Governo in bilico e Pd tentato dalla spallata, complici i grillini dissidenti. Un’estate bollente
Sarà anche più solido il governo Letta dopo il varo del decretone del Fare, talmente “omnicomprensivo” da lasciare perplessi sull’attuazione dei suoi ottanta punti. E con la “spinta” di Berlusconi che si dichiara “molto soddisfatto”, il premier potrebbe andare avanti abbastanza tranquillamente. Il condizionale però è d’obbligo.
Nelle pieghe della maggioranza si scorge un’inquietiudine diffusa che potrebbe espolodere da un momento all’altro, inciampando su un qualsiasi problema. A cominciare, per esempio, da quello delle riforme istituzionali. Ormai non è più un mistero che Gaetano Quagliariello viene contestato dai vertici del suo partito un giorno sì e l’altro pure. Il redivivo Sandro Bondi gli ha riflilato dei colpi micidiali che non lasciano presagire un buon clima nel Pdl per affrontare lo spinoso tema. Così come falchi e colombe sono sul piede di guerra per ciò che concerne l’Imu e l’Iva: in molti, e non certo a bassa voce, invocano azioni “esemplari” fino al ritiro della fiducia al governo perché la strada indicata non la si sta davvero seguendo. Incontentabili? No, coerenti. Se non si poteva mantenere la parola data bastava dirlo subito ed ognuno si sarebbe assunte le proprie respèonsabilità. Invece l’equivoco ha avuto la meglio sulla chiarezza e tanto è bastato a Brunetta e soci per insorgere contro le inadempienze del governo il quale nell’impossibilità di reperire le risorse che verrebbero meno dall’abolizione totale dell’Imu e dal mancato aumento dell’Iva (impossibile perché l’impegno è stato preso a livello europeo), vara appunto un decreto “del fare” che, almeno nell’immaginario collettivo, dovrebbe sopire per un po’ le polemiche.
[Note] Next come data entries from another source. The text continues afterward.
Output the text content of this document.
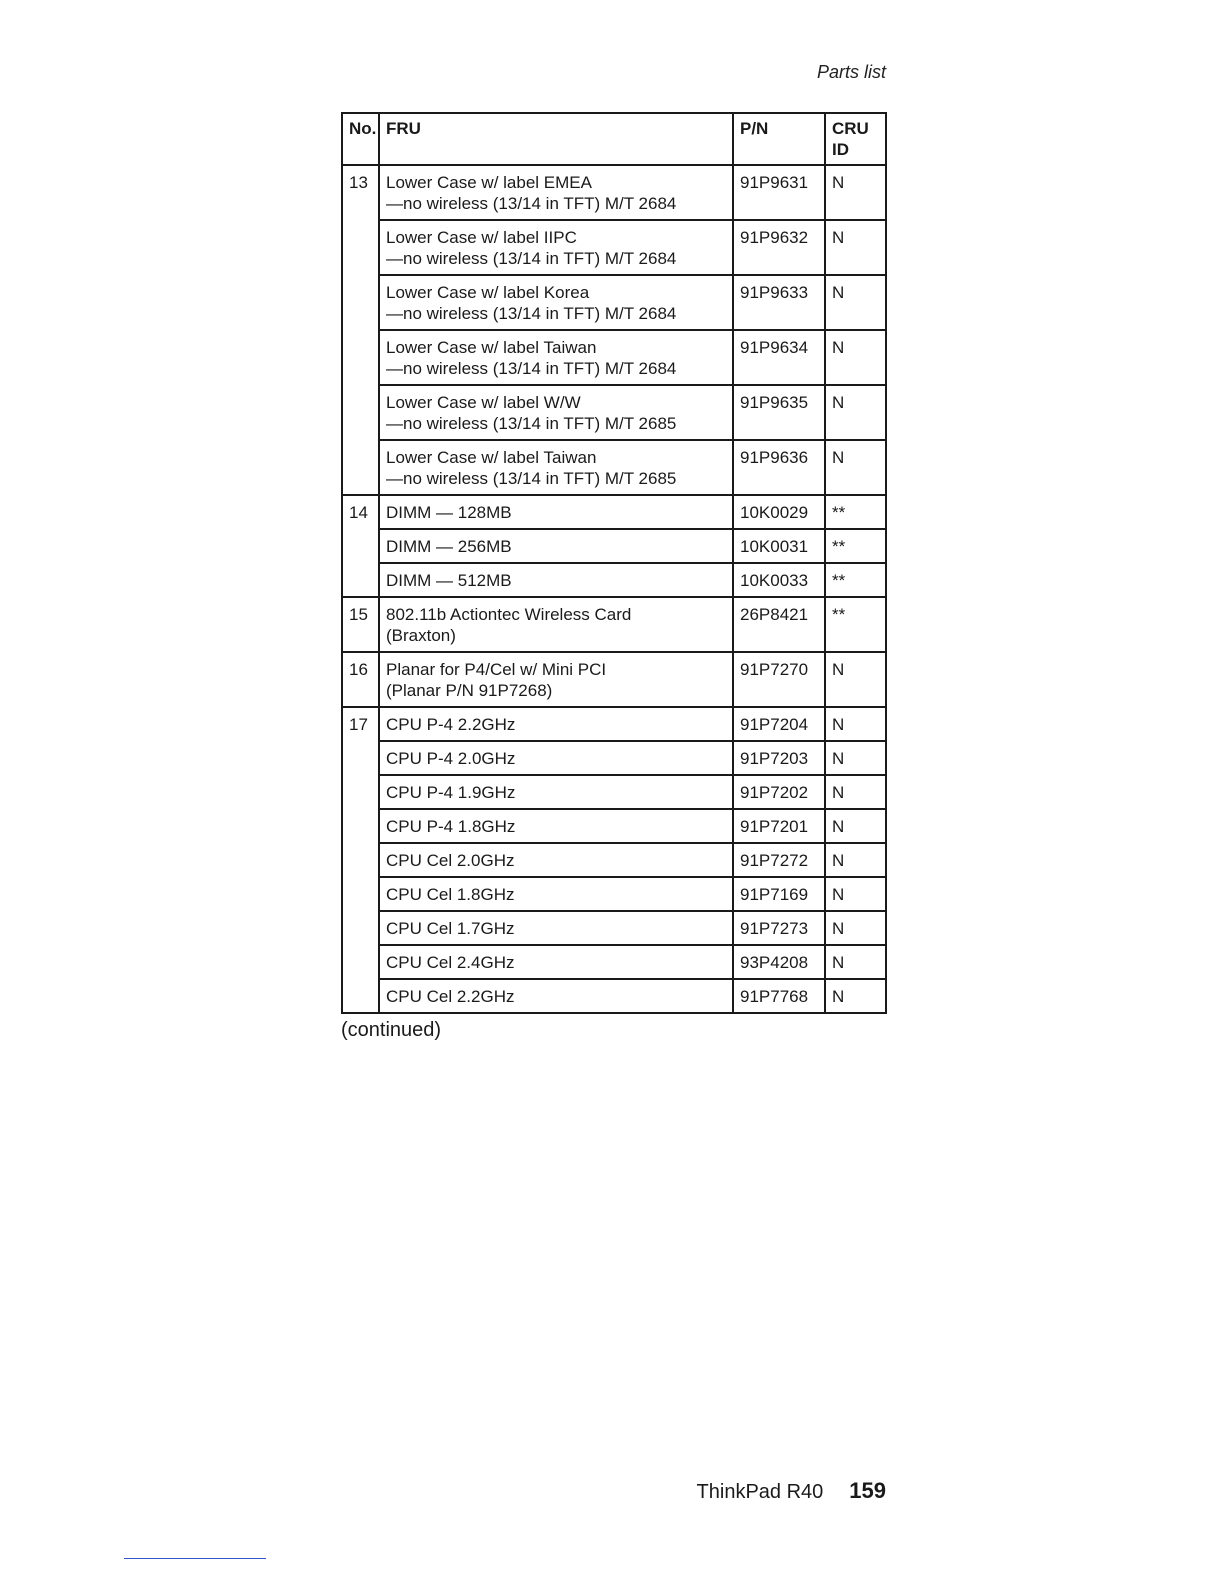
Parts list
No.	FRU	P/N	CRU
ID

13	Lower Case w/ label EMEA
—no wireless (13/14 in TFT) M/T 2684	91P9631	N

	Lower Case w/ label IIPC
—no wireless (13/14 in TFT) M/T 2684	91P9632	N

	Lower Case w/ label Korea
—no wireless (13/14 in TFT) M/T 2684	91P9633	N

	Lower Case w/ label Taiwan
—no wireless (13/14 in TFT) M/T 2684	91P9634	N

	Lower Case w/ label W/W
—no wireless (13/14 in TFT) M/T 2685	91P9635	N

	Lower Case w/ label Taiwan
—no wireless (13/14 in TFT) M/T 2685	91P9636	N
14	DIMM — 128MB	10K0029	**

	DIMM — 256MB	10K0031	**

	DIMM — 512MB	10K0033	**
15	802.11b Actiontec Wireless Card
(Braxton)	26P8421	**
16	Planar for P4/Cel w/ Mini PCI
(Planar P/N 91P7268)	91P7270	N
17	CPU P-4 2.2GHz	91P7204	N

	CPU P-4 2.0GHz	91P7203	N

	CPU P-4 1.9GHz	91P7202	N

	CPU P-4 1.8GHz	91P7201	N

	CPU Cel 2.0GHz	91P7272	N

	CPU Cel 1.8GHz	91P7169	N

	CPU Cel 1.7GHz	91P7273	N

	CPU Cel 2.4GHz	93P4208	N

	CPU Cel 2.2GHz	91P7768	N
(continued)
ThinkPad R40 159
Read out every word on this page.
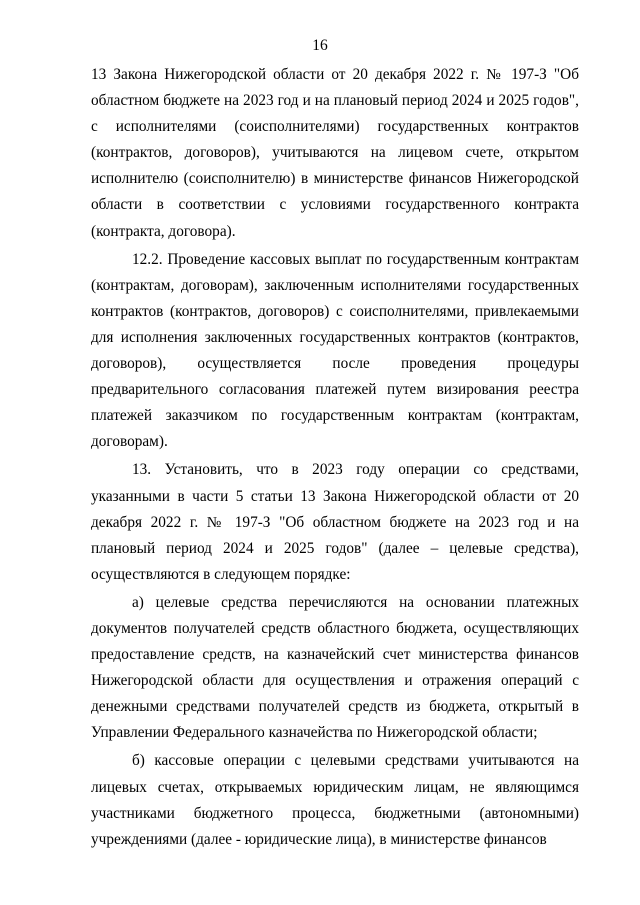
16

13 Закона Нижегородской области от 20 декабря 2022 г. № 197-З "Об областном бюджете на 2023 год и на плановый период 2024 и 2025 годов", с исполнителями (соисполнителями) государственных контрактов (контрактов, договоров), учитываются на лицевом счете, открытом исполнителю (соисполнителю) в министерстве финансов Нижегородской области в соответствии с условиями государственного контракта (контракта, договора).

12.2. Проведение кассовых выплат по государственным контрактам (контрактам, договорам), заключенным исполнителями государственных контрактов (контрактов, договоров) с соисполнителями, привлекаемыми для исполнения заключенных государственных контрактов (контрактов, договоров), осуществляется после проведения процедуры предварительного согласования платежей путем визирования реестра платежей заказчиком по государственным контрактам (контрактам, договорам).

13. Установить, что в 2023 году операции со средствами, указанными в части 5 статьи 13 Закона Нижегородской области от 20 декабря 2022 г. № 197-З "Об областном бюджете на 2023 год и на плановый период 2024 и 2025 годов" (далее – целевые средства), осуществляются в следующем порядке:

а) целевые средства перечисляются на основании платежных документов получателей средств областного бюджета, осуществляющих предоставление средств, на казначейский счет министерства финансов Нижегородской области для осуществления и отражения операций с денежными средствами получателей средств из бюджета, открытый в Управлении Федерального казначейства по Нижегородской области;

б) кассовые операции с целевыми средствами учитываются на лицевых счетах, открываемых юридическим лицам, не являющимся участниками бюджетного процесса, бюджетными (автономными) учреждениями (далее - юридические лица), в министерстве финансов
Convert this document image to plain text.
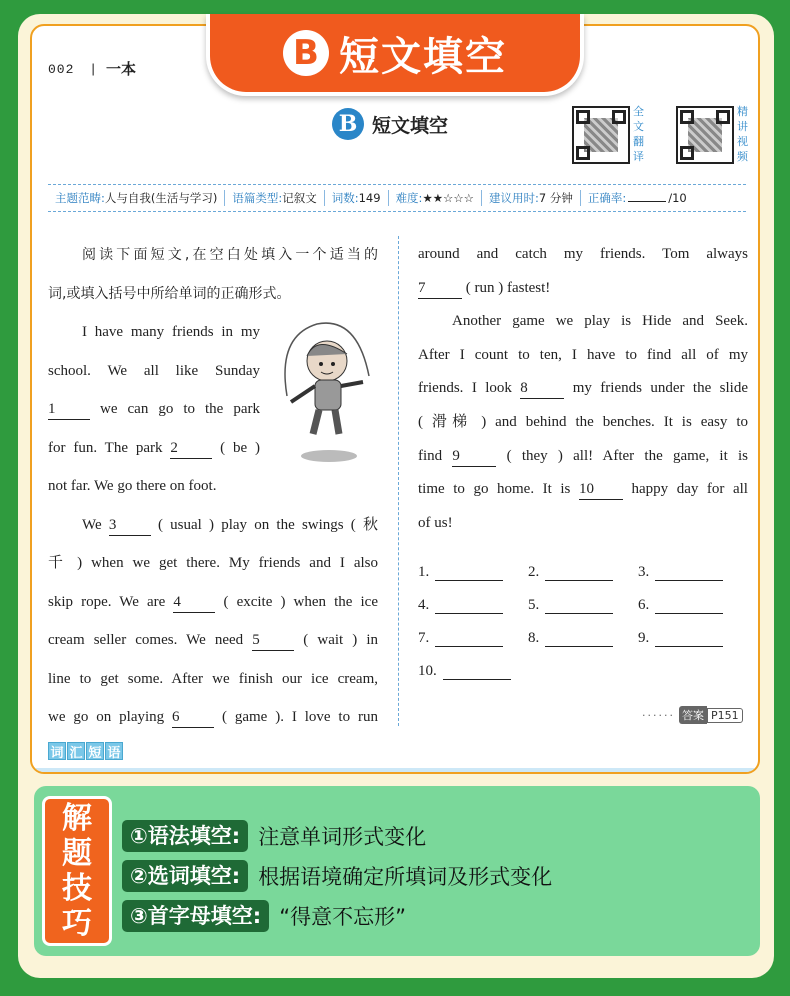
B 短文填空
002 | 一本
B 短文填空
全
文
翻
译
精
讲
视
频
主题范畴:人与自我(生活与学习)	语篇类型:记叙文	词数:149	难度:★★☆☆☆	建议用时:7 分钟	正确率:	/10
阅读下面短文,在空白处填入一个适当的
词,或填入括号中所给单词的正确形式。
I have many friends in my
school. We all like Sunday
1 we can go to the park
for fun. The park 2 ( be )
not far. We go there on foot.
We 3 ( usual ) play on the swings ( 秋
千 ) when we get there. My friends and I also
skip rope. We are 4 ( excite ) when the ice
cream seller comes. We need 5 ( wait ) in
line to get some. After we finish our ice cream,
we go on playing 6 ( game ). I love to run
around and catch my friends. Tom always
7 ( run ) fastest!
Another game we play is Hide and Seek.
After I count to ten, I have to find all of my
friends. I look 8 my friends under the slide
( 滑梯 ) and behind the benches. It is easy to
find 9 ( they ) all! After the game, it is
time to go home. It is 10 happy day for all
of us!
1.	2.	3.
4.	5.	6.
7.	8.	9.
10.
······ 答案 P151
词 汇 短 语
解
题
技
巧
①语法填空: 注意单词形式变化
②选词填空: 根据语境确定所填词及形式变化
③首字母填空: “得意不忘形”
Ma non basterà. Sarebbe un errore confondere la tenuta dell’esecutivo con i movimenti che si manifestano nelle forze politiche che lo sostengono. Se Berlusconi, per motivi facilmente intiuibili legati alle sue vicende giudiziarie che non vuole si sovrappongano a quelle politiche, ritiene che il governo deve comunque anadare avanti, dalla parte opposta si sostiene l’esatto contrario, talvolta sottovoce, talatra con toni più forti. Se un Epifani semi-ecumenico cerca di non far apparire il Pd come un’accozzaglia di sfasciacarrozze, Bersani non rinuncia al progetto del “governo del cambiamento” , forte di quanto sta accadendo in casa Cinque stelle, torna ad accarezzare il progetto iniziale immaginando un “ribaltone” al quale è sensibile la maggior parte dei parlamentari del suo partito.
Dopo il successo delle amministrative, del resto, è ancora più comprensibile che il Pd abbia una voglia smodata di staccare la spina a Letta e di non perdere l’occasione del primato riconquistato (nei comuni e nei sondaggi) per giocarsi la partita che metterebbe in ginocchio il Pdl che non gode buona salute, dilaniato dai problemi interni, incerto se assumere un’altra veste (Forza Italia) ed un’altra forma, appeso alle questioni processuali di Berlusconi, in crisi finanziaria e di fronte ad una possibile mini-scissione da parte di alcuni elementi ex-An, come l’ex-sindaco di Roma Gianni Alemanno.
Tuttavia, se il governo dovesse cadere, diffcilmente cadrebbe anche la legislatura. Il Pd sarebbe pronto a raccogliere il “grido di dolore” di quei grillini che vorrebbero staccarsi dal padre-padrone e mettersi finalmente in gioco. Per ora smentiscono, ma i movimenti sono evidenti. Basterebbero una ventina di senatori ed i gioco si aprirebbe, i giorni di Letta sarebbero contati e non ci sarebbero neppure le condizioni per sciogliere le Camere in presenza di un’altra maggioranza.
Fantascienza? Non tanto. Basta non accontentarsi delle apparenze nell’osservare la politica. Ciò che si muove dietro di essa è sempre più significativo di quanto ufficialmente si manifesta.